| epub from the posts | Attila Lendvai | 04/12/13 22:16 | hi,
i've downloaded an epub of the lesswrong posts, and was reading it with great pleasure. then i saw that there are some broken external links, so i looked at how it was generated. then i saw that the whole lesswrong site is opensource, so here i am looking for feedback on the following plans of mine: i'm considering implementing a feature that generates ebooks in epub format from the posts, just like the numerous (?!) crawlers that are available, but as an integral part of the lesswrong site working from the database. http://dato.github.io/lesswrong-bundle/ https://github.com/jb55/lesswrong-print http://hg.ciphergoth.org/scrape-sequences/ https://github.com/OneWhoFrogs/lw2ebook.git would this be desirable? is the database dump available for download? if not, then is there any way i could work on this feature? any hints on what to use as an organizational structure? i've just started to consume the content, so that part is beyond me for a while... i.e. how many standalone, non-interlinked books can be generated? maybe just one big epub? what ordering and/or categorization to use? and another idea would be to write a piece of code that checks for broken links and creates a report, so that admins can deal with the situation either by linking to archive.org or by looking up the new home of the content if available. maybe a way to store and present link alternatives? -- • attila lendvai • PGP: 963F 5D5F 45C7 DFCD 0A39 -- Your conscience never stops you from doing anything. It just stops you from enjoying it. |
| Re: epub from the posts | Attila Lendvai | 10/12/13 09:05 | is anyone listening who has the authority to answer my inquiry?

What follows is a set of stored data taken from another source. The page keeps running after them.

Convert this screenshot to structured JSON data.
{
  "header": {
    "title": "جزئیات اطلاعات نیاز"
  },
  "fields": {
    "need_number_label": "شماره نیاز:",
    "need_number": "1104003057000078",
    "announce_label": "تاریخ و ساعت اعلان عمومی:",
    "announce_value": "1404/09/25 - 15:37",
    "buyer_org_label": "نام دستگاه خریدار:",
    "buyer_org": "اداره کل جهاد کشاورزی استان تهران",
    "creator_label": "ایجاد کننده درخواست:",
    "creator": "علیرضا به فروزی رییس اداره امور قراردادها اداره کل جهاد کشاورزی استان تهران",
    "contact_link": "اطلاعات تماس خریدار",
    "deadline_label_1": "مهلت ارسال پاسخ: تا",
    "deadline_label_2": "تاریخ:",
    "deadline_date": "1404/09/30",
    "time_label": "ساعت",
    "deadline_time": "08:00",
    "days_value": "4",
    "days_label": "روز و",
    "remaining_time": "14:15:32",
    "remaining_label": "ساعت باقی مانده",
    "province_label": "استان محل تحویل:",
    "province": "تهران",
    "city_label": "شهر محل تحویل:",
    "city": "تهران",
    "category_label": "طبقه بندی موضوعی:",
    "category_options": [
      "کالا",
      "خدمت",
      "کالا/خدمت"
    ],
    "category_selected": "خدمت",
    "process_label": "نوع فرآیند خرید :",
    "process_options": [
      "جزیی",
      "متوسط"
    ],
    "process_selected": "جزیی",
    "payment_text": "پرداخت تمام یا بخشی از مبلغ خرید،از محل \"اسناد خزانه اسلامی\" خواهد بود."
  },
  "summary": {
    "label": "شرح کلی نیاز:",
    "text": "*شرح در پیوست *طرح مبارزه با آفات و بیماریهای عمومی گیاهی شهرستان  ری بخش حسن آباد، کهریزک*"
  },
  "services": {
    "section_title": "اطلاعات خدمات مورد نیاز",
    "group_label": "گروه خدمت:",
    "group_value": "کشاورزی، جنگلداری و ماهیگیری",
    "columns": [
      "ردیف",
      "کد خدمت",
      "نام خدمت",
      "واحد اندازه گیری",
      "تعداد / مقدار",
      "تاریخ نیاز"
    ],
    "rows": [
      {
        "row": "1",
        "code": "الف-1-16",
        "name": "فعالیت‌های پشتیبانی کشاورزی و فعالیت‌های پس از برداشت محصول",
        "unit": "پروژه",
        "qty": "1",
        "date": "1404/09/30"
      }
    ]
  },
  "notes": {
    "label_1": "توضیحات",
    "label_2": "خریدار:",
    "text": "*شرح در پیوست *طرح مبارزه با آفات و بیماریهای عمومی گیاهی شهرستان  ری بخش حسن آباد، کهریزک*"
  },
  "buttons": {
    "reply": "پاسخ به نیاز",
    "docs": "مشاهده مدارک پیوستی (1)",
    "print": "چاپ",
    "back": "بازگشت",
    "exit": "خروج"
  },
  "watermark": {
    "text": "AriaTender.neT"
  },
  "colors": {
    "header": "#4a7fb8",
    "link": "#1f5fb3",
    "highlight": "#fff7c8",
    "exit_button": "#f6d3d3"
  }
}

i'm asking because i'm trying to decide whether to move on to a different forum with my questions, or just wait until people catch up with life. “A private central bank issuing the public currency is a greater menace to the liberties of the people than a standing army. [...] We must not let our rulers load us with perpetual debt.” — Thomas Jefferson (1743–1826) |
| Re: epub from the posts | Jeff Schwaber | 10/12/13 09:46 | You probably want to email the tricycle folks directly. They do respond here sometimes, but not as readily. Jeff -- |
| Re: epub from the posts | Matthew Fallshaw | 11/12/13 17:40 | On Thursday, December 5, 2013 5:16:09 PM UTC+11, Attila Lendvai wrote: …format from the posts… Implementing this in the code doesn't seem to be significantly better than implementing an independent scraper, and it increases the amount of code we have to maintain. I think this is not a desirable feature. … No it is not. The db dump is full of secrets like private messages and information that could link public user accounts with personal info. We do not share the dump easily. … and another idea would be to write a piece of code that checks forbroken links and creates a report, so that admins can deal with the There are a lot of broken links, and updating them all manually is lots of work. Rather than implementing this feature in the codebase I again suggest scraping. If you or any of the editors has the appetite for this work I suggest using an existing link checker (eg. http://wummel.github.io/linkchecker/). … but if you're keen to contribute programming skill to the project, there is lots we'd love help with. Have a look at https://code.google.com/p/lesswrong/issues/list and see if there's anything there you'd like to have a go at, then see https://github.com/tricycle/lesswrong/wiki for an intro to developing the codebase. (Sorry about the delay responding.) |
| Re: epub from the posts | Attila Lendvai | 13/12/13 00:53 |
if you exclude the implementer's efforts from the weighting then you're right, it's not significantly better. i understand your perspective: it would be more LoC in something you maintain, and if you don't see enough value in the feature itself, then it's just extra burden. my perspective is different because i think there's value in a publicly available and automatically generated epub snapshot (i am often at places where there's no internet connection and i have time to read).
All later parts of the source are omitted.